Questa è la riflessione che mi sento di fare: una “ricapitolazione” della storia è oggi possibile solo in una chiave drammatica, perché la natura dei conflitti che hanno segnato quella storia ha i caratteri della tragedia. Da un lato questo sguardo deve essere tollerabile, vivibile. Ma poi vi è anche l’altro sguardo, quello che parte dal realismo dell’unità raggiunta e delle cose importantissime che essa ha permesso di ottenere. E anche questo sguardo non deve essere superficiale, scontato. Entrambe le visioni si compenetrano. Vedo scarsa capacità attorno di compiere questa piccola ma non evitabile complessità.
Anche se è difficile imputare alla destra o alla sinistra il mediocre coinvolgimento nella vicenda, chi appare più colpevole circa un dibattito poco coinvolgente?
La carenza non è solo del ceto politico. Ma di tutta quella che va sotto il nome di classe dirigente. Il principale contraccolpo sulla cultura interna di quel fenomeno che si chiama “globalizzazione” ha così investito il nostro rapporto con le radici. Alcuni hanno persino creduto alla scorciatoia di reciderle. Siamo di fronte a veri sconvolgimenti, con i flussi migratori di merci, capitali e soprattutto persone. Si modificano profondamente i panorami sociali dei nostri paesi.
Ma tutti i paesi europei hanno avuto globalizzazione e spinta opposta al localismo. In molti di essi la cultura dello “stato-nazione” – pur presa a tenaglia da queste due tendenze - non è crollata. Siamo davvero i meno virtuosi?
Non è questione di virtù, ma del fatto che il processo unitario in Italia non si è realizzato in forma compiuta. La Costituzione, dopo la caduta del fascismo, ha delineato un disegno unitario complesso. In alcune parti esso non si è realizzato, cominciando dal divario nord-sud. L’unificazione economica del paese è fallita non per calamità naturali ma per errori politici molto seri. Ugualmente l’esasperata costruzione del centralismo burocratico del paese – di cui il fascismo porta una grande colpa – è il risultato di scelte, non di fatalità. Le esigenze autonomistiche emerse dopo il fascismo sono state affrontate non sempre in modo adeguato. E lo stesso sistema dei partiti è evoluto con distorsioni scaricate sugli interessi del paese. A cominciare dal fatto che in tutta la cosiddetta “prima Repubblica” non si è creata una vera alternativa al modello di un partito, il maggiore, sempre al governo e l’altro partito, il secondo, sempre all’opposizione. Eccole le differenze, che tuttora pesano rispetto a molti altri contesti europei.

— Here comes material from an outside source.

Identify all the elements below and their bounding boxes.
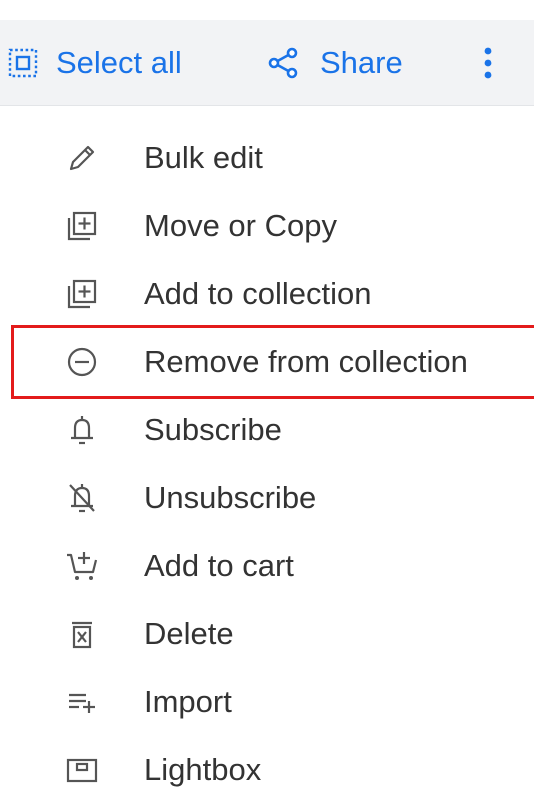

E in questo quadro, si può dire che le regioni – nate per creare mediazione tra Stato e territorio locale – abbiano giocato un ruolo modesto nel riavvicinare gli italiani alle istituzioni?
L’attuazione delle regioni avvenuta in avvio degli anni ’70 ha avuto un vero punto di fallimento rispetto alle speranze del costituente che le aveva immaginate: ha generato uno squilibrio eccessivo tra la spesa territorializzata e la capacità fiscale centralizzata. La riforma più recente del titolo V della costituzione non ha inciso adeguatamente su questo tema né su quello più generale della modernizzazione dello Stato.
Le regioni hanno globalmente fatto massa critica più con gli enti locali o più con lo Stato? Si è creata una classe dirigente con la cultura della mediazione istituzionale che pareva così necessaria?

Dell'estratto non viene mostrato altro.